Le deuxième déplacement est opéré sur la manière d’articuler le discours sur Dieu. Il ne s’agit plus d’une entreprise monologale, mais plutôt dialogale. Elle fait entrer en dialogue le ou la théologien(ne) et les auditeurs de la parole. Tous ensemble, ils tissent la natte de la parole à partir de leur contexte, dans les vicissitudes de leur histoire. C’est dans cet acte de tissage collectif, communautaire et pluriel que Dieu les rencontre. C’est à partir de leurs situations d’oppression et d’injustice que les Africains sont conviés à saisir sur le vif la signification de la révélation de Dieu. Cette dernière est dévoilement de ce qu’est l’homme pour Dieu, déclinaison de la responsabilité mutuelle de veille des humains et scansion du destin du monde. Comme proposition de sens, la théologie demeure attenante à l’expérience de l’Afrique d’en bas.
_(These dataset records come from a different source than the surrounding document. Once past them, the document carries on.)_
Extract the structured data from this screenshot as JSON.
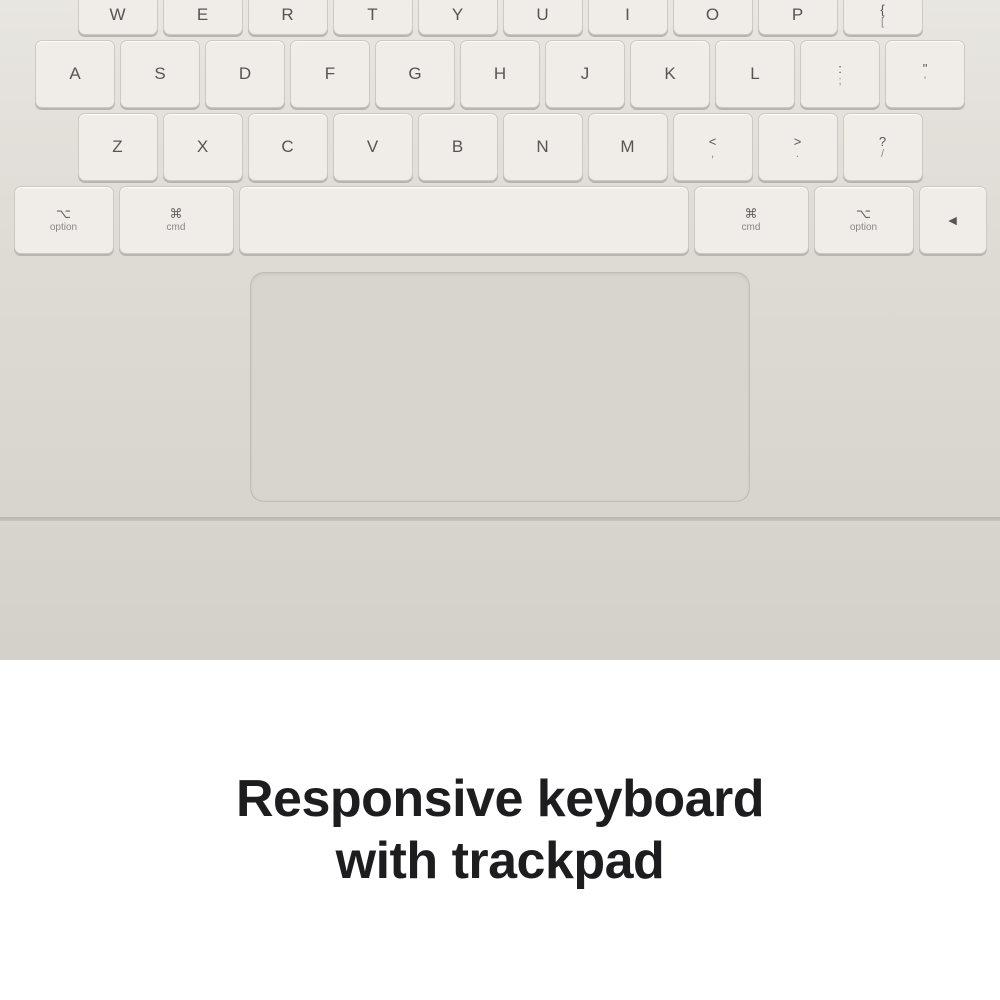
{
  "keyboard": {
    "rows": [
      {
        "id": "row1",
        "keys": [
          {
            "label": "W",
            "type": "standard"
          },
          {
            "label": "E",
            "type": "standard"
          },
          {
            "label": "R",
            "type": "standard"
          },
          {
            "label": "T",
            "type": "standard"
          },
          {
            "label": "Y",
            "type": "standard"
          },
          {
            "label": "U",
            "type": "standard"
          },
          {
            "label": "I",
            "type": "standard"
          },
          {
            "label": "O",
            "type": "standard"
          },
          {
            "label": "P",
            "type": "standard"
          },
          {
            "label": "{",
            "sub": "[",
            "type": "standard"
          }
        ]
      },
      {
        "id": "row2",
        "keys": [
          {
            "label": "A",
            "type": "standard"
          },
          {
            "label": "S",
            "type": "standard"
          },
          {
            "label": "D",
            "type": "standard"
          },
          {
            "label": "F",
            "type": "standard"
          },
          {
            "label": "G",
            "type": "standard"
          },
          {
            "label": "H",
            "type": "standard"
          },
          {
            "label": "J",
            "type": "standard"
          },
          {
            "label": "K",
            "type": "standard"
          },
          {
            "label": "L",
            "type": "standard"
          },
          {
            "label": ":",
            "sub": ";",
            "type": "standard"
          },
          {
            "label": "\"",
            "sub": "'",
            "type": "standard"
          }
        ]
      },
      {
        "id": "row3",
        "keys": [
          {
            "label": "Z",
            "type": "standard"
          },
          {
            "label": "X",
            "type": "standard"
          },
          {
            "label": "C",
            "type": "standard"
          },
          {
            "label": "V",
            "type": "standard"
          },
          {
            "label": "B",
            "type": "standard"
          },
          {
            "label": "N",
            "type": "standard"
          },
          {
            "label": "M",
            "type": "standard"
          },
          {
            "label": "<",
            "sub": ",",
            "type": "standard"
          },
          {
            "label": ">",
            "sub": ".",
            "type": "standard"
          },
          {
            "label": "?",
            "sub": "/",
            "type": "standard"
          }
        ]
      },
      {
        "id": "row4",
        "keys": [
          {
            "symbol": "⌥",
            "label": "option",
            "type": "modifier"
          },
          {
            "symbol": "⌘",
            "label": "cmd",
            "type": "cmd"
          },
          {
            "label": "",
            "type": "space"
          },
          {
            "symbol": "⌘",
            "label": "cmd",
            "type": "cmd"
          },
          {
            "symbol": "⌥",
            "label": "option",
            "type": "modifier"
          },
          {
            "label": "◄",
            "type": "arrow"
          }
        ]
      }
    ],
    "trackpad_aria": "trackpad"
  },
  "headline": {
    "line1": "Responsive keyboard",
    "line2": "with trackpad"
  }
}
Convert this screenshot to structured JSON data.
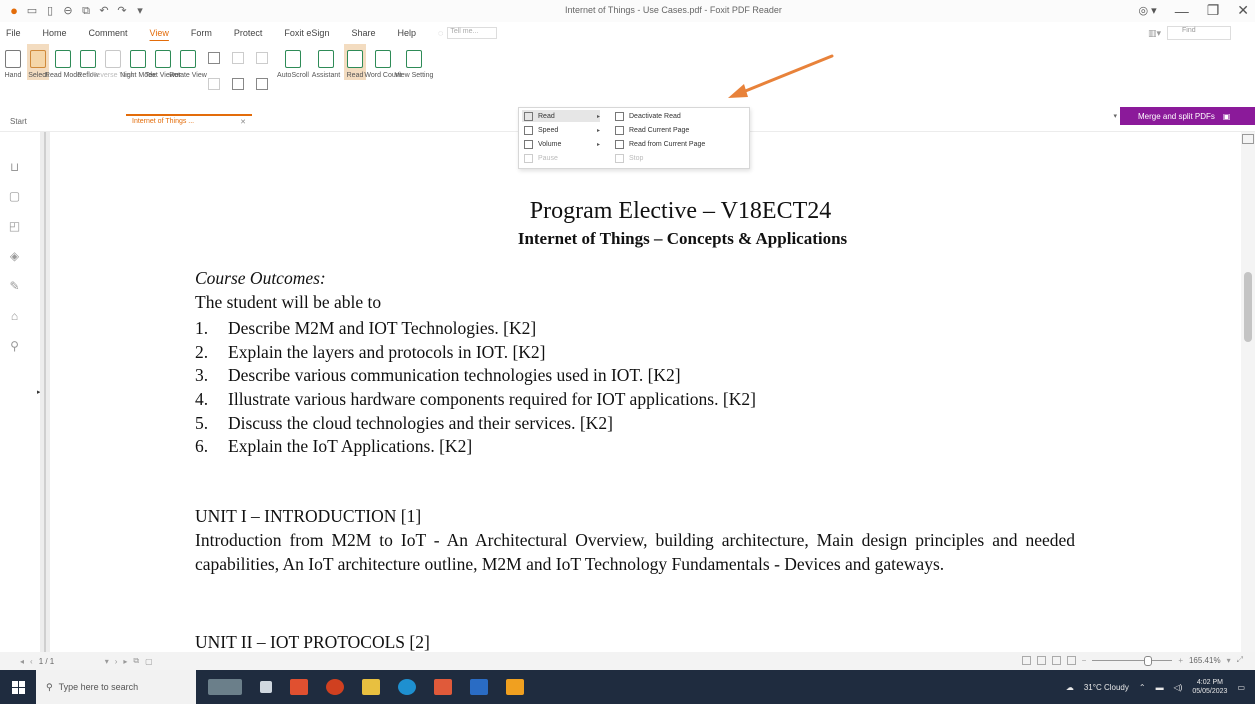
{
  "window": {
    "title": "Internet of Things - Use Cases.pdf - Foxit PDF Reader"
  },
  "menu": {
    "items": [
      "File",
      "Home",
      "Comment",
      "View",
      "Form",
      "Protect",
      "Foxit eSign",
      "Share",
      "Help"
    ],
    "active": "View",
    "tell_me_placeholder": "Tell me..."
  },
  "top_right": {
    "find_placeholder": "Find"
  },
  "ribbon": {
    "buttons": [
      {
        "label": "Hand",
        "icon": "hand-icon"
      },
      {
        "label": "Select",
        "icon": "select-icon"
      },
      {
        "label": "Read Mode",
        "icon": "read-mode-icon"
      },
      {
        "label": "Reflow",
        "icon": "reflow-icon"
      },
      {
        "label": "Reverse View",
        "icon": "reverse-view-icon"
      },
      {
        "label": "Night Mode",
        "icon": "night-mode-icon"
      },
      {
        "label": "Text Viewer",
        "icon": "text-viewer-icon"
      },
      {
        "label": "Rotate View",
        "icon": "rotate-view-icon"
      },
      {
        "label": "AutoScroll",
        "icon": "autoscroll-icon"
      },
      {
        "label": "Assistant",
        "icon": "assistant-icon"
      },
      {
        "label": "Read",
        "icon": "read-icon"
      },
      {
        "label": "Word Count",
        "icon": "word-count-icon"
      },
      {
        "label": "View Setting",
        "icon": "view-setting-icon"
      }
    ]
  },
  "read_dropdown": {
    "left": [
      {
        "label": "Read",
        "icon": "read-icon"
      },
      {
        "label": "Speed",
        "icon": "speed-icon"
      },
      {
        "label": "Volume",
        "icon": "volume-icon"
      },
      {
        "label": "Pause",
        "icon": "pause-icon"
      }
    ],
    "right": [
      {
        "label": "Deactivate Read",
        "icon": "deactivate-read-icon"
      },
      {
        "label": "Read Current Page",
        "icon": "read-page-icon"
      },
      {
        "label": "Read from Current Page",
        "icon": "read-from-page-icon"
      },
      {
        "label": "Stop",
        "icon": "stop-icon"
      }
    ]
  },
  "tabs": {
    "start": "Start",
    "document": "Internet of Things ..."
  },
  "merge_button": "Merge and split PDFs",
  "document": {
    "title": "Program Elective – V18ECT24",
    "subtitle": "Internet of Things – Concepts & Applications",
    "outcomes_heading": "Course Outcomes:",
    "intro_line": "The student will be able to",
    "outcomes": [
      {
        "num": "1.",
        "text": "Describe M2M and IOT Technologies. [K2]"
      },
      {
        "num": "2.",
        "text": "Explain the layers and protocols in IOT. [K2]"
      },
      {
        "num": "3.",
        "text": "Describe various communication technologies used in IOT. [K2]"
      },
      {
        "num": "4.",
        "text": "Illustrate various hardware components required for IOT applications. [K2]"
      },
      {
        "num": "5.",
        "text": "Discuss the cloud technologies and their services. [K2]"
      },
      {
        "num": "6.",
        "text": "Explain the IoT Applications. [K2]"
      }
    ],
    "unit1_heading": "UNIT I – INTRODUCTION [1]",
    "unit1_text": "Introduction from M2M to IoT - An Architectural Overview, building architecture, Main design principles and needed capabilities, An IoT architecture outline, M2M and IoT Technology Fundamentals - Devices and gateways.",
    "unit2_heading": "UNIT II – IOT PROTOCOLS [2]"
  },
  "statusbar": {
    "page": "1 / 1",
    "zoom": "165.41%"
  },
  "taskbar": {
    "search_placeholder": "Type here to search",
    "weather": "31°C Cloudy",
    "time": "4:02 PM",
    "date": "05/05/2023"
  },
  "colors": {
    "accent": "#e36c0a",
    "merge": "#8b1a9a",
    "taskbar": "#1f2c3f"
  }
}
Ces deux déplacements enrichissent la théologie qui déploie une nouvelle herméneutique. Axée autour du terrain, cette herméneutique est adossée au vécu, aux expériences des auditeurs de la Parole de Dieu. Corrélée à l’herméneutique de l’existence humaine, l’herméneutique du message divin requiert une pédagogie du regard du théologien et de la théologienne. J.-M. Ela en brosse l’horizon : réfléchir sur les conditions de production du sens de la Parole de Dieu et de ses modalités d’expression dans la culture et l’histoire (Ela 2003, 14), assumer les tâches de l’intelligence de la foi à partir d’une expérience profonde où l’unité de la théologie et de la spiritualité jaillit d’un choix de vie et de recherche en faveur de la libération des opprimés (Ela 2003, 15). À son avis, « l’herméneutique du message divin, étroitement liée à l’herméneutique de l’existence humaine, s’inscrit en profondeur dans le projet d’inculturation » (Ela 2003, 30-31). Ce projet entend dépasser la théologie traditionnelle eurocentrée. Il requiert la rupture avec les paradigmes marqués par l’européocentrisme (Ela 2003, 37). Il s’ensuit un troisième déplacement qui ouvre sur une théologie africaine en dialogue avec les sciences humaines (Ela 2003, 101). Ce déplacement fait entrer en dialogue la théologie avec diverses disciplines : anthropologie, sciences sociales[5], ethnologie, sémiologie, écologie, herméneutique, sciences politiques, sciences économiques et sciences des religions.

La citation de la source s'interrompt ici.